Première ligne, position commune des médecins généralistes francophones

au 23/9/2000

 

 

 

Au niveau actuel des discussions sur la structuration de la première ligne, les médecins généralistes francophones, unanimes, veulent continuer à travailler dans cette dynamique.

Le texte élaboré par les médecins généralistes et la fédération Accoord en collaboration avec le cabinet du ministre Detienne, est nous semble-t-il, une base de travail valable et consensuelle.

 

Au niveau pratique, une législation en la matière pourrait s'inspirer de la loi sur les hôpitaux, et, entre autres, reconnaître :

 

1. Un conseil médical, issu des associations (kringen) de généralistes, élu démocratiquement et doté d'un pouvoir incontournable (avis conforme) sur un certain nombre     de domaines définis par la loi vis-à-vis des autorités locales (commune, CPAS, MRPA, MRS .... ).

2. Les associations de généralistes qui remplissent un certain nombre de missions et doivent disposer pour cela d'un budget.

3. Les missions et les budgets sont négociés par les organisations professionnelles nationales (syndicats).

4. Les accords à ce sujet seraient soumis à l'approbation des conseils médicaux.
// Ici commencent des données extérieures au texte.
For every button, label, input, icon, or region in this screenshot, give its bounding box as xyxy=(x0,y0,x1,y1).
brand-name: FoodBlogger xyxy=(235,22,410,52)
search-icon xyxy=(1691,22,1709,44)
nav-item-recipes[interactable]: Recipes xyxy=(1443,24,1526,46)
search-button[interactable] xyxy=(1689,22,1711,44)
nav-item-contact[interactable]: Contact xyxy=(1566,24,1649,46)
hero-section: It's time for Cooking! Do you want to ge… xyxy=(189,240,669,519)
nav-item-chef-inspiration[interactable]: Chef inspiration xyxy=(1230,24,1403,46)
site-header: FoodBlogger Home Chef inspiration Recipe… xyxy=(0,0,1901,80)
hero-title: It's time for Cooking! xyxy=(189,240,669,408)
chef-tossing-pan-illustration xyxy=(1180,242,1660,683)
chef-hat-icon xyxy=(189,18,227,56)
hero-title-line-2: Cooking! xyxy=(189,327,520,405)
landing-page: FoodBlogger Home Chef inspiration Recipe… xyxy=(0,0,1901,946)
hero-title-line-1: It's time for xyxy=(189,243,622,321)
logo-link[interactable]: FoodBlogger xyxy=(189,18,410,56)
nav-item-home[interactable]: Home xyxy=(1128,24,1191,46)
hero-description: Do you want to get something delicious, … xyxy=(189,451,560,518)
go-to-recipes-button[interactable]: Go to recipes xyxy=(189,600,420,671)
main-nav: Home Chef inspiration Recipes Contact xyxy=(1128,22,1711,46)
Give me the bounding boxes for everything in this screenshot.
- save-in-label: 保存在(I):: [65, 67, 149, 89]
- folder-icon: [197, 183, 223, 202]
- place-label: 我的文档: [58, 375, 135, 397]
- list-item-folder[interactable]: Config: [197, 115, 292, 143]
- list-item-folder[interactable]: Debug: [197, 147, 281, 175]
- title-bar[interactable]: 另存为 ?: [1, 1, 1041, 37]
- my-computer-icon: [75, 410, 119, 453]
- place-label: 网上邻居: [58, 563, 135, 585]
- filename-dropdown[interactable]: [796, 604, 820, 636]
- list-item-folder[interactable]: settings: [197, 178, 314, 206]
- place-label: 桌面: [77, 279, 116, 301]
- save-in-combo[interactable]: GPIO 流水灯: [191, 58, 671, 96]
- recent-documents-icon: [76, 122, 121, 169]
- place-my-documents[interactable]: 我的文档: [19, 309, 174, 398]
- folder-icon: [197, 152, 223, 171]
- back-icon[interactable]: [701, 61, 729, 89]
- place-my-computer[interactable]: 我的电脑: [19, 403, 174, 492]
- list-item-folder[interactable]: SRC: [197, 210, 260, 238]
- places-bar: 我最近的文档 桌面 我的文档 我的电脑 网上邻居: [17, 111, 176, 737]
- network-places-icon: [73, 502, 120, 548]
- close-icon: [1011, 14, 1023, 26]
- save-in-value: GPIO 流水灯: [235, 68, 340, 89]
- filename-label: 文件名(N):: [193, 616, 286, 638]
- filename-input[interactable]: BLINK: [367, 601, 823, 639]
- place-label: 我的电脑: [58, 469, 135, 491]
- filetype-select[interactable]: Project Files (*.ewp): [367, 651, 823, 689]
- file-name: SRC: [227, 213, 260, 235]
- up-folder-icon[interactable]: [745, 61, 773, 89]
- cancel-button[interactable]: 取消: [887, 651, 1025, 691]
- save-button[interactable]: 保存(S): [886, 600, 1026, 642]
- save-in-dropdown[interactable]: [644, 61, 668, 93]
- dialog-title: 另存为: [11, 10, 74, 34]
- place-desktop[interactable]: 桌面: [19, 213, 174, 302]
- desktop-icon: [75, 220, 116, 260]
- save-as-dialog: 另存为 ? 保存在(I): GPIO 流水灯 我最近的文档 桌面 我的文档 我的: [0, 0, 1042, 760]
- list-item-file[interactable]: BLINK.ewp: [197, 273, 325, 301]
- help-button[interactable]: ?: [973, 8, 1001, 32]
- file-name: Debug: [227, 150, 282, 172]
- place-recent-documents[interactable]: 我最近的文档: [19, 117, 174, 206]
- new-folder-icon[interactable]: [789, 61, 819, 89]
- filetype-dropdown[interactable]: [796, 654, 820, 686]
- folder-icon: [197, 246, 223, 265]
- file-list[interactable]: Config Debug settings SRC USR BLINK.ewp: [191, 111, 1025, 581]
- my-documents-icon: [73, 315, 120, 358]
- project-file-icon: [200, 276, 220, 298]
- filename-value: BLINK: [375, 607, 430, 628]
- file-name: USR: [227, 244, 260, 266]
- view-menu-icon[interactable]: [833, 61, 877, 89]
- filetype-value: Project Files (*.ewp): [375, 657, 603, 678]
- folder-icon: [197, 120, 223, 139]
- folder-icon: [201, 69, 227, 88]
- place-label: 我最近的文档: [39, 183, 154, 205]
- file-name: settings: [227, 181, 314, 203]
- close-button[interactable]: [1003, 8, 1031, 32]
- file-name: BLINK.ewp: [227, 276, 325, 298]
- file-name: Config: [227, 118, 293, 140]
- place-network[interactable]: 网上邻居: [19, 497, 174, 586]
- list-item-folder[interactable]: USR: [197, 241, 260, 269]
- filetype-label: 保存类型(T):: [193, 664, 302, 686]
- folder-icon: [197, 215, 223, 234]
5. Les budgets seraient gérés par des ASBL constituées des conseils médicaux en parité avec les autres professionnels de la santé. Ces ASBL seraient présidées par     des médecins. Le président aurait une voix prépondérante.

 

 

 

Notre accord de principe sur les grandes lignes de cette structuration à trois niveaux est conditionné par :

 

1. Un engagement ferme des pouvoirs publics à mettre en place un processus visant à reconnaître officiellement les associations locales de médecins généralistes.

2. Clairement affirmer que la poursuite de l'élaboration de ce projet se fera avec les médecins généralistes et leurs associations.

3. Mettre en place une dynamique de communication sur les buts et les modalités des structures qui se  mettront en place, afin que tous les acteurs de la première ligne  soient informés et entendus. Un  financement adéquat doit être dégagé.

4. Prévoir un financement pour la multidisciplinarité de terrain (coordination au lit du malade).

5. Un financement des acteurs de terrain participant à la coordination de deuxième niveau doit être prévu.

 

Nous pensons qu'il existe aujourd'hui une opportunité réelle de renforcer la première ligne et, dans cette optique, voulons continuer à collaborer.

 

 

Pour le GBO                              Pour l'ABSYM                                                  Pour le FAG

                                                Dr.B.Vercruysse.Président.